09:01:25 Started build-and-push-container-images
09:01:25 K8s images build/push output redirected to /home/jnuche/scap-image-build-and-push-log
^C09:15:35 Finished build-and-push-container-images (duration: 14m 10s)
09:15:35 sync-world aborted: testwikis to 1.44.0-wmf.25  refs T386220 (duration: 14m 36s)

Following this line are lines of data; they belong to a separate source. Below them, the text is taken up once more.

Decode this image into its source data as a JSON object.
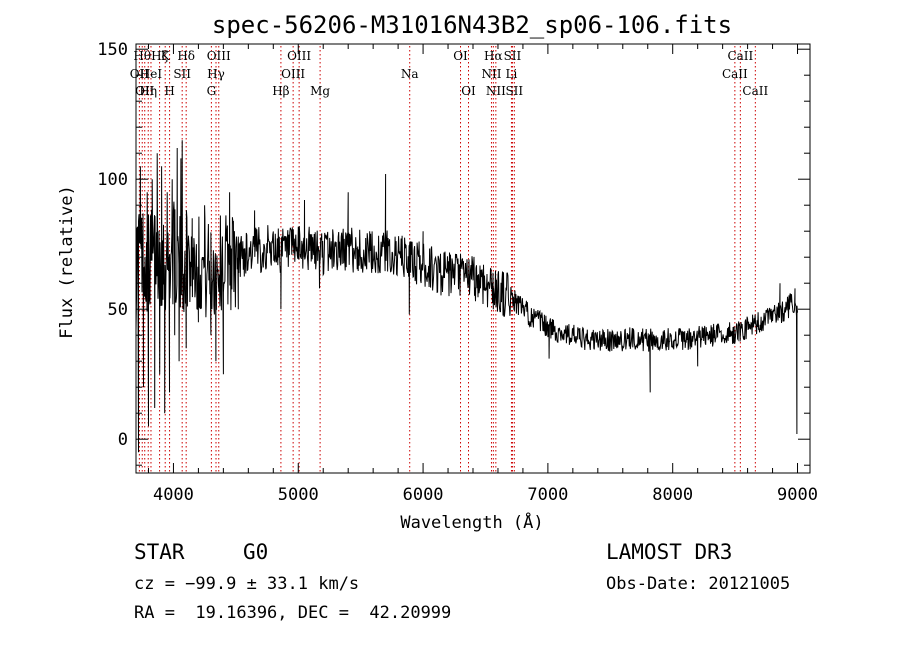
{
  "chart_data": {
    "type": "line",
    "title": "spec-56206-M31016N43B2_sp06-106.fits",
    "xlabel": "Wavelength (Å)",
    "ylabel": "Flux (relative)",
    "xlim": [
      3700,
      9100
    ],
    "ylim": [
      -13,
      152
    ],
    "xticks": [
      4000,
      5000,
      6000,
      7000,
      8000,
      9000
    ],
    "yticks": [
      0,
      50,
      100,
      150
    ],
    "line_color": "#000000",
    "marker_color": "#cc0000",
    "spectrum_anchors": [
      [
        3700,
        62
      ],
      [
        3720,
        75
      ],
      [
        3760,
        70
      ],
      [
        3800,
        68
      ],
      [
        3850,
        72
      ],
      [
        3900,
        70
      ],
      [
        3950,
        68
      ],
      [
        4000,
        72
      ],
      [
        4050,
        66
      ],
      [
        4100,
        70
      ],
      [
        4200,
        68
      ],
      [
        4300,
        64
      ],
      [
        4400,
        68
      ],
      [
        4500,
        70
      ],
      [
        4600,
        72
      ],
      [
        4700,
        73
      ],
      [
        4800,
        74
      ],
      [
        4900,
        72
      ],
      [
        5000,
        73
      ],
      [
        5100,
        73
      ],
      [
        5200,
        72
      ],
      [
        5300,
        73
      ],
      [
        5400,
        73
      ],
      [
        5500,
        72
      ],
      [
        5600,
        71
      ],
      [
        5700,
        72
      ],
      [
        5800,
        70
      ],
      [
        5900,
        69
      ],
      [
        6000,
        67
      ],
      [
        6100,
        65
      ],
      [
        6200,
        63
      ],
      [
        6300,
        63
      ],
      [
        6400,
        62
      ],
      [
        6500,
        60
      ],
      [
        6600,
        57
      ],
      [
        6700,
        55
      ],
      [
        6800,
        50
      ],
      [
        6900,
        46
      ],
      [
        7000,
        43
      ],
      [
        7100,
        41
      ],
      [
        7200,
        40
      ],
      [
        7300,
        38
      ],
      [
        7400,
        38
      ],
      [
        7500,
        38
      ],
      [
        7600,
        38
      ],
      [
        7700,
        39
      ],
      [
        7800,
        38
      ],
      [
        7900,
        38
      ],
      [
        8000,
        39
      ],
      [
        8100,
        38
      ],
      [
        8200,
        39
      ],
      [
        8300,
        40
      ],
      [
        8400,
        40
      ],
      [
        8500,
        41
      ],
      [
        8600,
        43
      ],
      [
        8700,
        45
      ],
      [
        8800,
        47
      ],
      [
        8900,
        50
      ],
      [
        8960,
        52
      ],
      [
        9000,
        48
      ]
    ],
    "spectrum_features": [
      {
        "x": 3720,
        "y": -5
      },
      {
        "x": 3735,
        "y": 105
      },
      {
        "x": 3760,
        "y": 20
      },
      {
        "x": 3790,
        "y": 95
      },
      {
        "x": 3800,
        "y": 5
      },
      {
        "x": 3830,
        "y": 100
      },
      {
        "x": 3850,
        "y": 12
      },
      {
        "x": 3870,
        "y": 110
      },
      {
        "x": 3890,
        "y": 25
      },
      {
        "x": 3905,
        "y": 105
      },
      {
        "x": 3930,
        "y": 10
      },
      {
        "x": 3950,
        "y": 95
      },
      {
        "x": 3968,
        "y": 18
      },
      {
        "x": 3990,
        "y": 100
      },
      {
        "x": 4010,
        "y": 40
      },
      {
        "x": 4030,
        "y": 112
      },
      {
        "x": 4045,
        "y": 30
      },
      {
        "x": 4060,
        "y": 108
      },
      {
        "x": 4070,
        "y": 115
      },
      {
        "x": 4102,
        "y": 35
      },
      {
        "x": 4150,
        "y": 85
      },
      {
        "x": 4200,
        "y": 45
      },
      {
        "x": 4250,
        "y": 90
      },
      {
        "x": 4300,
        "y": 40
      },
      {
        "x": 4340,
        "y": 30
      },
      {
        "x": 4400,
        "y": 25
      },
      {
        "x": 4450,
        "y": 95
      },
      {
        "x": 4520,
        "y": 50
      },
      {
        "x": 4650,
        "y": 88
      },
      {
        "x": 4861,
        "y": 50
      },
      {
        "x": 5050,
        "y": 92
      },
      {
        "x": 5170,
        "y": 58
      },
      {
        "x": 5400,
        "y": 95
      },
      {
        "x": 5700,
        "y": 102
      },
      {
        "x": 5890,
        "y": 48
      },
      {
        "x": 6000,
        "y": 80
      },
      {
        "x": 6563,
        "y": 50
      },
      {
        "x": 7010,
        "y": 31
      },
      {
        "x": 7820,
        "y": 18
      },
      {
        "x": 8200,
        "y": 28
      },
      {
        "x": 8860,
        "y": 60
      },
      {
        "x": 8980,
        "y": 58
      },
      {
        "x": 8995,
        "y": 2
      }
    ],
    "lines": [
      {
        "x": 3727,
        "label": "OII",
        "row": 2
      },
      {
        "x": 3750,
        "label": "Hθ",
        "row": 1
      },
      {
        "x": 3770,
        "label": "OII",
        "row": 3
      },
      {
        "x": 3798,
        "label": "Hη",
        "row": 3
      },
      {
        "x": 3820,
        "label": "HeI",
        "row": 2
      },
      {
        "x": 3889,
        "label": "Hζ",
        "row": 1
      },
      {
        "x": 3934,
        "label": "K",
        "row": 1
      },
      {
        "x": 3969,
        "label": "H",
        "row": 3
      },
      {
        "x": 4070,
        "label": "SII",
        "row": 2
      },
      {
        "x": 4102,
        "label": "Hδ",
        "row": 1
      },
      {
        "x": 4304,
        "label": "G",
        "row": 3
      },
      {
        "x": 4341,
        "label": "Hγ",
        "row": 2
      },
      {
        "x": 4363,
        "label": "OIII",
        "row": 1
      },
      {
        "x": 4861,
        "label": "Hβ",
        "row": 3
      },
      {
        "x": 4959,
        "label": "OIII",
        "row": 2
      },
      {
        "x": 5007,
        "label": "OIII",
        "row": 1
      },
      {
        "x": 5175,
        "label": "Mg",
        "row": 3
      },
      {
        "x": 5893,
        "label": "Na",
        "row": 2
      },
      {
        "x": 6300,
        "label": "OI",
        "row": 1
      },
      {
        "x": 6364,
        "label": "OI",
        "row": 3
      },
      {
        "x": 6548,
        "label": "NII",
        "row": 2
      },
      {
        "x": 6563,
        "label": "Hα",
        "row": 1
      },
      {
        "x": 6583,
        "label": "NII",
        "row": 3
      },
      {
        "x": 6708,
        "label": "Li",
        "row": 2
      },
      {
        "x": 6716,
        "label": "SII",
        "row": 1
      },
      {
        "x": 6731,
        "label": "SII",
        "row": 3
      },
      {
        "x": 8498,
        "label": "CaII",
        "row": 2
      },
      {
        "x": 8542,
        "label": "CaII",
        "row": 1
      },
      {
        "x": 8662,
        "label": "CaII",
        "row": 3
      }
    ]
  },
  "info": {
    "object_class": "STAR",
    "subclass": "G0",
    "survey": "LAMOST DR3",
    "redshift": "cz = −99.9 ± 33.1 km/s",
    "obs_date": "Obs-Date: 20121005",
    "coords": "RA =  19.16396, DEC =  42.20999"
  }
}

09:02:00 [mediawiki-publish] Running docker tag sha256:bdb79f7fdbac30891c42f54e859b28592acf20fdf46d50bad7bac03588096ca8 docker-registry.discovery.wmnet/restricted/mediawiki-multiversion-cli:2025-04-15-090125-publish
09:02:00 [mediawiki-publish] Pushing docker-registry.discovery.wmnet/restricted/mediawiki-multiversion-cli:2025-04-15-090125-publish
09:02:00 [mediawiki-publish] Running sudo /usr/local/bin/docker-pusher -q docker-registry.discovery.wmnet/restricted/mediawiki-multiversion-cli:2025-04-15-090125-publish
09:02:15 [mediawiki-publish] docker-registry.discovery.wmnet/restricted/mediawiki-multiversion-cli:2025-04-15-090125-publish

Closed as a duplicate that, while ongoing, is not strictly a train blocker.

If folks run into this issue during a deployment, they should retry the scap command.